Images of giant, sharp-billed birds descending amid trumpet-like calls might seem more like a deleted scene from Jurassic Park instead of a waterfowl hunt.
Yet across many areas of North America, that scene plays out year after year, as a small but dedicated group of hunters pursues a unique bird: the sandhill crane.
Depending on where you live, you’ve probably seen sandhills; tall, long-legged, long-necked birds with red foreheads, gray-brown plumage and dark, pronounced bills. They’re common to abundant in many parts of North America, with a total population (six subspecies) of more than 650,000, and sometimes migrate in huge, swirling flocks, often mixing with geese or ducks to feed in fields. However, few people realize the extent of crane hunting opportunities in North America, and even fewer know how to pursue these trophy birds.
That’s where experts like Tony Vandemore come in. As co-owner of Habitat Flats and Habitat Flats-Central Prairie lodges, Vandemore started guiding for sandhills in Saskatchewan during Fall 2015, and he said the crane game offers a unique challenge.
They are a huge bird and almost look prehistoric, he said. Watching them come in, they can maple-leaf just like a more-agile duck. They are really neat to watch decoy.
Here’s how to get started with crane hunting.
Cranes typically roost in bogs, wet meadows, shallow marshes or similar areas but love to feed in harvested agricultural fields. Therefore, hunting them is similar to dry-land hunts for other waterfowl.
It’s a much like a duck or a goose, Vandemore said. It has to come off the roost to feed. Any bird moving about to feed is vulnerable to hunting.
Of course, you can’t simply pick a field and expect to start shooting cranes. Finding preferred feeding areas is critical.
As with ducks and geese, being in the right spot makes it a lot easier for successful hunts, Vandemore said. Scouting is the name of the game when hunting dry fields. Cranes tend to fly low and really string out in the same lines off the roost, so running traffic by getting in their path can (let you) be successful as well, but being on the X makes it a lot easier.
That usually involves lots of windshield time, looking for birds in fields or the air. After you locate concentrations of cranes in a huntable area, you must form a game plan to take advantage. Again, that’s very similar to goose or duck hunting, but cranes require special considerations. Vandemore uses ultra-realistic full-body crane decoys, usually in spreads of three- to six-dozen blocks. And concealment — always critical in field hunts — is especially important with sharp-eyed cranes.

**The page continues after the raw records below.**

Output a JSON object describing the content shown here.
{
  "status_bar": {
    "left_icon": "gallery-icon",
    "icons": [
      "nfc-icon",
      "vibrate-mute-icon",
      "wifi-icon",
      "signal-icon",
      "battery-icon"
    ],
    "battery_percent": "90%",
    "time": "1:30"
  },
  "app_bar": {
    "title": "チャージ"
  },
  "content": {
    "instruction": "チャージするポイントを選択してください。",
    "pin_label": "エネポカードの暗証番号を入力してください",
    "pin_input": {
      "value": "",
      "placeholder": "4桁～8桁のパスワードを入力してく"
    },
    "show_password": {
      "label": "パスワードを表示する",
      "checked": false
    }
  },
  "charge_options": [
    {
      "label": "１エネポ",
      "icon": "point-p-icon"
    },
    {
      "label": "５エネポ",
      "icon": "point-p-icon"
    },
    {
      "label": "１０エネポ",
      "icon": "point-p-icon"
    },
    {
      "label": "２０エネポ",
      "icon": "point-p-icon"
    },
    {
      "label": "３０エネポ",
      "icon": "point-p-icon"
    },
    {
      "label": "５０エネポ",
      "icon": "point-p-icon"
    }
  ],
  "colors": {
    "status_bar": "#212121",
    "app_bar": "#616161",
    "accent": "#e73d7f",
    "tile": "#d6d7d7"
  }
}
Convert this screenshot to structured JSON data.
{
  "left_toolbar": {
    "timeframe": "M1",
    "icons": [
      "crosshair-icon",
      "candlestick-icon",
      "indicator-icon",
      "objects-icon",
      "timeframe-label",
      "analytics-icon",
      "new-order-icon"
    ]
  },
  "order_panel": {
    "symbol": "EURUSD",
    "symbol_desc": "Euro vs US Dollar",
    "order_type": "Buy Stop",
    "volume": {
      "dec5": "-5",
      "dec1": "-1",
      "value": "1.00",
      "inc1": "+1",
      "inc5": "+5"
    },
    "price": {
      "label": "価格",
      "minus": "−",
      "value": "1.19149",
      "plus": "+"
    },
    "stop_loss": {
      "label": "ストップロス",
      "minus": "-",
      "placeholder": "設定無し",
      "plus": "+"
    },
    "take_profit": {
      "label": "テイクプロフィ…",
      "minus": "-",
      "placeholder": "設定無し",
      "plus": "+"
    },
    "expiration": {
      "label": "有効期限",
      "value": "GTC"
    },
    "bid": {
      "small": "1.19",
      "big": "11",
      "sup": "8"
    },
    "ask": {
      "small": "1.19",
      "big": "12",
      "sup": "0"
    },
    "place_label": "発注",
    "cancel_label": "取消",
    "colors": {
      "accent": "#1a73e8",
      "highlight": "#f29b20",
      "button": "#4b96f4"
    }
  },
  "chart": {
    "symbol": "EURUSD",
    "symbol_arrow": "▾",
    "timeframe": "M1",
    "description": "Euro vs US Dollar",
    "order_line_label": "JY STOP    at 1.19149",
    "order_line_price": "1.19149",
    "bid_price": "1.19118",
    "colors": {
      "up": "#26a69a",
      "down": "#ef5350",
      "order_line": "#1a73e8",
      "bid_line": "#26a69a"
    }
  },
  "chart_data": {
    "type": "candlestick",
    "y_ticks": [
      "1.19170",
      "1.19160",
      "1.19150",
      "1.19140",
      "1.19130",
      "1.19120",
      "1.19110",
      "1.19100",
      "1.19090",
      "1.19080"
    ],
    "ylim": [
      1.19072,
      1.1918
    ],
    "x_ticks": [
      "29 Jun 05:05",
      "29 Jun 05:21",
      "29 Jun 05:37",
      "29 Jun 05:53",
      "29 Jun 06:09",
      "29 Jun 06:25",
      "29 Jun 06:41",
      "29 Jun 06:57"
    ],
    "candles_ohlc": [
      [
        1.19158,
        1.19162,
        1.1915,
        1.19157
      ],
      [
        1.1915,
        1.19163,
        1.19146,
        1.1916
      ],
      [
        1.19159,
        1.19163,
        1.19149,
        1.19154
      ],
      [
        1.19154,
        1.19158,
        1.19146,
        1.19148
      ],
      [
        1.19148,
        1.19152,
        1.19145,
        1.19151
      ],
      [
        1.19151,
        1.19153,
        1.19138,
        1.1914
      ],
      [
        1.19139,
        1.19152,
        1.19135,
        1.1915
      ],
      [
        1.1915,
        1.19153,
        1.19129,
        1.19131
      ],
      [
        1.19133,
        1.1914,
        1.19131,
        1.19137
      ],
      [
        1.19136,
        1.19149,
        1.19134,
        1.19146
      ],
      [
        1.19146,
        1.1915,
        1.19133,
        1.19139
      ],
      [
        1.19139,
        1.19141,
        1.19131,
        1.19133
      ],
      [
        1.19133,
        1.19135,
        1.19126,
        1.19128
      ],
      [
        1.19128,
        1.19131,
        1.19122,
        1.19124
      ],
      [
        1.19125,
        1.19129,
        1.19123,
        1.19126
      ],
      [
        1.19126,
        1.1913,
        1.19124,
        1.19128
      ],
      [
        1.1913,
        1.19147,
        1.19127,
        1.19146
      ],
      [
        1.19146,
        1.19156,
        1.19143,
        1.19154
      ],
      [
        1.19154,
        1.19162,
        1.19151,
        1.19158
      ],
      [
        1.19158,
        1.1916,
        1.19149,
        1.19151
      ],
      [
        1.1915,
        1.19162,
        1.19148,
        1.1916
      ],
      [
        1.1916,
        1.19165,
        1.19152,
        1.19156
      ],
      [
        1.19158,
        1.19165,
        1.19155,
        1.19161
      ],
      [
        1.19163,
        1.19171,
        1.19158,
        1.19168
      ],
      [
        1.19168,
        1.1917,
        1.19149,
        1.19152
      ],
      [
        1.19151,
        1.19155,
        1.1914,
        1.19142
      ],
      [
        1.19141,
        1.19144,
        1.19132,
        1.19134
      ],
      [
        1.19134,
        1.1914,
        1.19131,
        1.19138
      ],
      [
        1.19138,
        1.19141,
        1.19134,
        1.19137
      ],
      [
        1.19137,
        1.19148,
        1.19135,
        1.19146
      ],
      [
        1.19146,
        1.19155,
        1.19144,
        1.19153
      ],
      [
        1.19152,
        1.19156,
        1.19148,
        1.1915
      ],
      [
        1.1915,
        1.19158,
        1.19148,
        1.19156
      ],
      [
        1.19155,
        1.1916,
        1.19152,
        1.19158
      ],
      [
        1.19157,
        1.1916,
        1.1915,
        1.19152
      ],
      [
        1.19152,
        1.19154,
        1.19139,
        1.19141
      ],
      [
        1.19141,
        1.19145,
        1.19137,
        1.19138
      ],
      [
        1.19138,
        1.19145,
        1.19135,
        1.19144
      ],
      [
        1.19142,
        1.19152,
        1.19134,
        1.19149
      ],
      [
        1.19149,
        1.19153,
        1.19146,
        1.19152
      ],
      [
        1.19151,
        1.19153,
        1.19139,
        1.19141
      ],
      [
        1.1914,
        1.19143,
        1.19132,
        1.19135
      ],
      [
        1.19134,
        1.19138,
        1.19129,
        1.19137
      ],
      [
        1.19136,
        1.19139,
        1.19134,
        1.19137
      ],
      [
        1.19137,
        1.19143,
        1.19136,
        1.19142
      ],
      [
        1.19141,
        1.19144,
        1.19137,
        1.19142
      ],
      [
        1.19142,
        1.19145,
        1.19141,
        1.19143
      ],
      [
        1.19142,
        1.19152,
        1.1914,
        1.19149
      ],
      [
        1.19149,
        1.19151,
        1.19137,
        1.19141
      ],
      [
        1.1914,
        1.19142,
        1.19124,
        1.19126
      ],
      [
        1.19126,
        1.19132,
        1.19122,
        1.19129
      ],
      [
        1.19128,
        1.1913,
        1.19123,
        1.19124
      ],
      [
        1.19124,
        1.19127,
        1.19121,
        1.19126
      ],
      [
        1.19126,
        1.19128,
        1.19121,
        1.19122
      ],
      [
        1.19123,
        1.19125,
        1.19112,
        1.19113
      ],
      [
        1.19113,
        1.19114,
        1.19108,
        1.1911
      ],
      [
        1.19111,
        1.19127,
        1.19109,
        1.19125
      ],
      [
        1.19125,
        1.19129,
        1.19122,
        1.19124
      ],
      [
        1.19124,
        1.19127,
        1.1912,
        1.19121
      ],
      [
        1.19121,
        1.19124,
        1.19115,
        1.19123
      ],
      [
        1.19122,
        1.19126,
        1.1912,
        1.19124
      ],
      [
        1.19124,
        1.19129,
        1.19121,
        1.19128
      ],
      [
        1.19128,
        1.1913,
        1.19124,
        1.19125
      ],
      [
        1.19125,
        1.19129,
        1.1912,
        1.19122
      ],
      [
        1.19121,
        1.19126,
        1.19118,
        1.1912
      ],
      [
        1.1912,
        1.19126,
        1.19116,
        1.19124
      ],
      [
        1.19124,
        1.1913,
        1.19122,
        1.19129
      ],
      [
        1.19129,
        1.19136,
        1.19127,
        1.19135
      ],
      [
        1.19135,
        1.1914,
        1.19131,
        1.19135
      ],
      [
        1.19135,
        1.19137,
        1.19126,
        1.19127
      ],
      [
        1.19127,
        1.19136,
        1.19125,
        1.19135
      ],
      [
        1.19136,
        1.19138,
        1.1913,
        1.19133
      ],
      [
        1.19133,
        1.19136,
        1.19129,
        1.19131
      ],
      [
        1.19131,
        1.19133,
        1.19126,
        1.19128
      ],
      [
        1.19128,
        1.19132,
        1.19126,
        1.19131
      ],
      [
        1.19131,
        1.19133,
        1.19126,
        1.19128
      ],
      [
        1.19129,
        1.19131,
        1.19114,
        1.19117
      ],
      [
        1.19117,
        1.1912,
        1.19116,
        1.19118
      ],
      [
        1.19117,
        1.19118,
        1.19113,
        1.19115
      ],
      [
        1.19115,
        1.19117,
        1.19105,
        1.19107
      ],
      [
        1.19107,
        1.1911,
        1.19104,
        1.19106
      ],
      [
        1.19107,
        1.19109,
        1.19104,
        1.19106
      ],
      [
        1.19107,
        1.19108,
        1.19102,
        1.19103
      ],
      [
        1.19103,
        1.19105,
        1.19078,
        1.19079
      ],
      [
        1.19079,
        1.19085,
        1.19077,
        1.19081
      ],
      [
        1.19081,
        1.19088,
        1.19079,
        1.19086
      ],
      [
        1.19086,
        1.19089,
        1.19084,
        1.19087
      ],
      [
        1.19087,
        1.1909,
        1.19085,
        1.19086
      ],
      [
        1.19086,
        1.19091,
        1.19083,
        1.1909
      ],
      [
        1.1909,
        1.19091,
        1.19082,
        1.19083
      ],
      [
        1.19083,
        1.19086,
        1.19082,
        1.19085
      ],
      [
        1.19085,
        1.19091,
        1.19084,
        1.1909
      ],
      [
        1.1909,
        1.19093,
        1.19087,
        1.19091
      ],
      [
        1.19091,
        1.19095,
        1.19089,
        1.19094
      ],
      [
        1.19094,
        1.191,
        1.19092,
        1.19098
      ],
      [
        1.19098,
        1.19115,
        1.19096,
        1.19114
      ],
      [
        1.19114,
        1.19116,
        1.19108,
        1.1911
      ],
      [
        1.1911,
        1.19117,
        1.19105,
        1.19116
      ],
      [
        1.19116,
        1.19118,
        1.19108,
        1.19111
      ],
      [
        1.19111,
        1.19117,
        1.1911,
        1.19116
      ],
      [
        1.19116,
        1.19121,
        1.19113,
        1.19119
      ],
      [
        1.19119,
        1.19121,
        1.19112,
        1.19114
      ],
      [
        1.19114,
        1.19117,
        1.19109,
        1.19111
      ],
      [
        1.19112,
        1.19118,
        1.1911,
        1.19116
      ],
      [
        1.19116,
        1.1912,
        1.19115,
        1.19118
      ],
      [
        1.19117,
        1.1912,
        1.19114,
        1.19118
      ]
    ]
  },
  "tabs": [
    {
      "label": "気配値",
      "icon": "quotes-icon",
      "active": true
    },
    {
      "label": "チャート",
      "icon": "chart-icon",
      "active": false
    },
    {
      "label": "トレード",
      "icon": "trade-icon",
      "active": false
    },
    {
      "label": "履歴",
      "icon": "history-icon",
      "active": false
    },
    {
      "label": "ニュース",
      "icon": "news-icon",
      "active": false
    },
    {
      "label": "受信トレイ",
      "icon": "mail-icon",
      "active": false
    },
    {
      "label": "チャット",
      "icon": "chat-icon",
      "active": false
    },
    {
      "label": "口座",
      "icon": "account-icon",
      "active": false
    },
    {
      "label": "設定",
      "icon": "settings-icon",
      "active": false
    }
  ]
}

Cranes have incredible eyesight, so going the extra mile to brush up the blinds every day with natural vegetation was a must,” he said. “If you missed picking (a dead) one up that was on the back side of a wind row of grain, they would flare and quit coming in, because cranes aren’t lying on the ground in the field, they’re standing up while feeding. That goes to show how smart they are and how good their eyesight is.
Special Concerns, Rewards
Vandemore said he and his clients usually shoot 3-inch loads of No. 2 steel, which he described as plenty of medicine for cranes. Sandhills are large and have huge wingspans, but they also have long necks, which helps make them relatively easy to bring down.
However, hunters — especially those using dogs — should be careful when retrieving downed birds.
Cranes can be extremely mean when wounded, Vandemore said. With a big, long beak, they will try to peck at a dog’s eyes or the hand of a hunter who’s trying to grab them. When you get the neck secured, they have three claws on each foot. The first thing that comes up is their feet, trying to claw a dog or a hunter’s forearm. For that reason, I would run my dog only on cranes that were clearly dead. I always made sure to run an e-collar just in case my dog would try to veer toward a wounded one instead, and would blow off a sit whistle.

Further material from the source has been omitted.